Serial Blood Pressures Versus a Single Repeat Blood Pressure in a Family Medicine Clinic

Ann Philbrick

University of Minnesota College of Pharmacy

https://orcid.org/0000-0003-0322-9532

Caroline Carlin

University of Minnesota Medical School, Department of Family Medicine and Community Health

Christopher Fallert

University of Minnesota Medical School, Department of Family Medicine and Community Health

DOI: https://doi.org/10.24926/iip.v16i1.6438

Keywords: blood pressure, serial measurement, single repeat measurement


Abstract

Purpose. The best method to measure blood pressure (BP) in a clinic setting is debatable. This study was conducted to compare serial BPs to a single repeat BP after an initial elevated reading.
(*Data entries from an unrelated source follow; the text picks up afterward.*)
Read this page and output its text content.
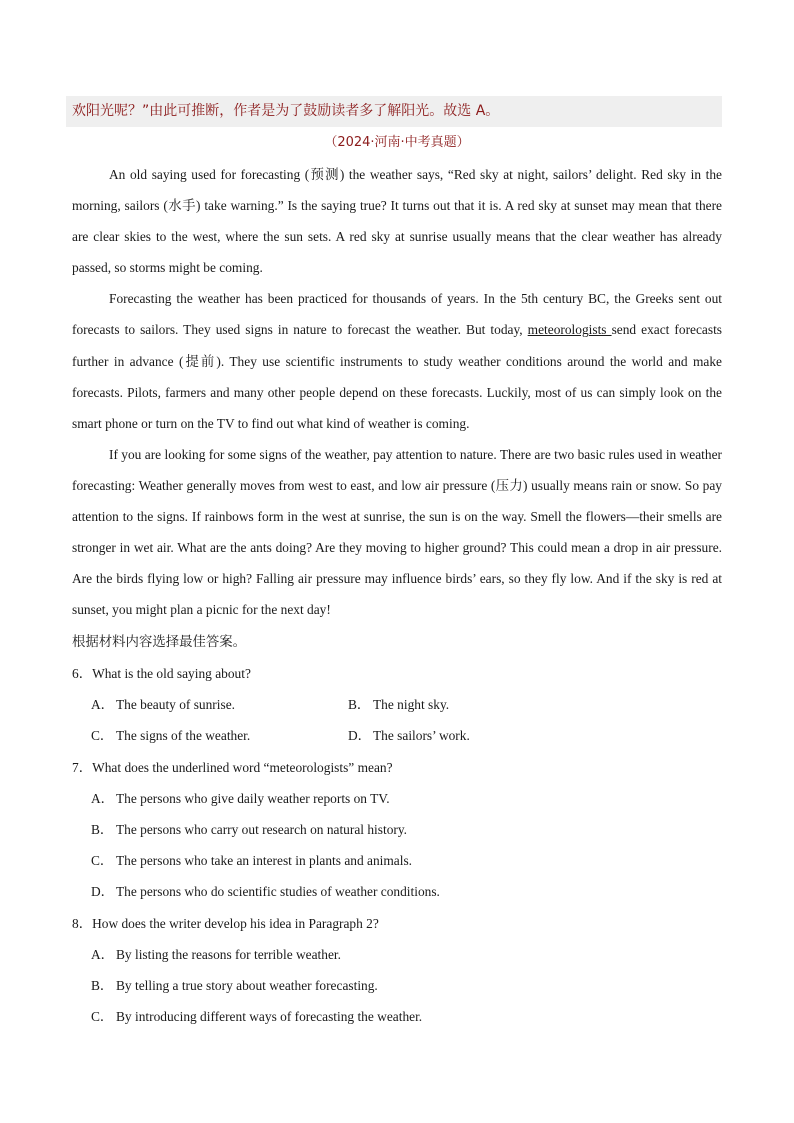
欢阳光呢？”由此可推断，作者是为了鼓励读者多了解阳光。故选 A。
（2024·河南·中考真题）

An old saying used for forecasting (预测) the weather says, “Red sky at night, sailors’ delight. Red sky in the morning, sailors (水手) take warning.” Is the saying true? It turns out that it is. A red sky at sunset may mean that there are clear skies to the west, where the sun sets. A red sky at sunrise usually means that the clear weather has already passed, so storms might be coming.

Forecasting the weather has been practiced for thousands of years. In the 5th century BC, the Greeks sent out forecasts to sailors. They used signs in nature to forecast the weather. But today, meteorologists send exact forecasts further in advance (提前). They use scientific instruments to study weather conditions around the world and make forecasts. Pilots, farmers and many other people depend on these forecasts. Luckily, most of us can simply look on the smart phone or turn on the TV to find out what kind of weather is coming.

If you are looking for some signs of the weather, pay attention to nature. There are two basic rules used in weather forecasting: Weather generally moves from west to east, and low air pressure (压力) usually means rain or snow. So pay attention to the signs. If rainbows form in the west at sunrise, the sun is on the way. Smell the flowers—their smells are stronger in wet air. What are the ants doing? Are they moving to higher ground? This could mean a drop in air pressure. Are the birds flying low or high? Falling air pressure may influence birds’ ears, so they fly low. And if the sky is red at sunset, you might plan a picnic for the next day!

根据材料内容选择最佳答案。
6．What is the old saying about?
A． The beauty of sunrise.	B． The night sky.
C． The signs of the weather.	D． The sailors’ work.
7．What does the underlined word “meteorologists” mean?
A． The persons who give daily weather reports on TV.
B． The persons who carry out research on natural history.
C． The persons who take an interest in plants and animals.
D． The persons who do scientific studies of weather conditions.
8．How does the writer develop his idea in Paragraph 2?
A． By listing the reasons for terrible weather.
B． By telling a true story about weather forecasting.
C． By introducing different ways of forecasting the weather.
Methods. For this quality improvement process, instead of obtaining a second BP measurement after an initially elevated BP, medical assistants (MA) obtained serial BP readings two minutes apart. Rooming BP was compared to the first serial BP reading (current process), and to the average of the last two BP readings.

Results. Seventy-eight patients were included. The average rooming BP was 155.5 ± 15.3 mmHg systolic (mean ± standard deviation) and 88.7 ± 11.8 mmHg diastolic, which decreased to 146.05 ± 18.2 mmHg systolic and 85.7 ± 11.8 mmHg diastolic for the first BP and 147.5 ± 16.2 mmHg systolic and 86.9 ± 12.1 mmHg diastolic for the average BP. Compared to the rooming BP, both readings were significantly decreased (first BP: p<0.001 SBP, p=0.006 DBP; average BP: p<0.001 SBP, p=0.011 DBP), but results were not significant when first BP was compared to average BP (p=0.756 SBP, p=0.278 DBP). A total of 26.9% and 23.1% of patients reached a BP goal of <140/90 mmHg with the first BP (p<0.001), and average BP (p<0.001), respectively.

Conclusion. In patients presenting to an outpatient clinic with an initial elevated BP reading, simply repeating a single BP measurement shortly after completing the rooming process resulted in significantly reduced BP readings, and was equal to obtaining serial readings. In a busy clinic or pharmacy setting, healthcare providers can be reasonably confident that a single repeat blood pressure is an accurate reflection of a patient’s true BP.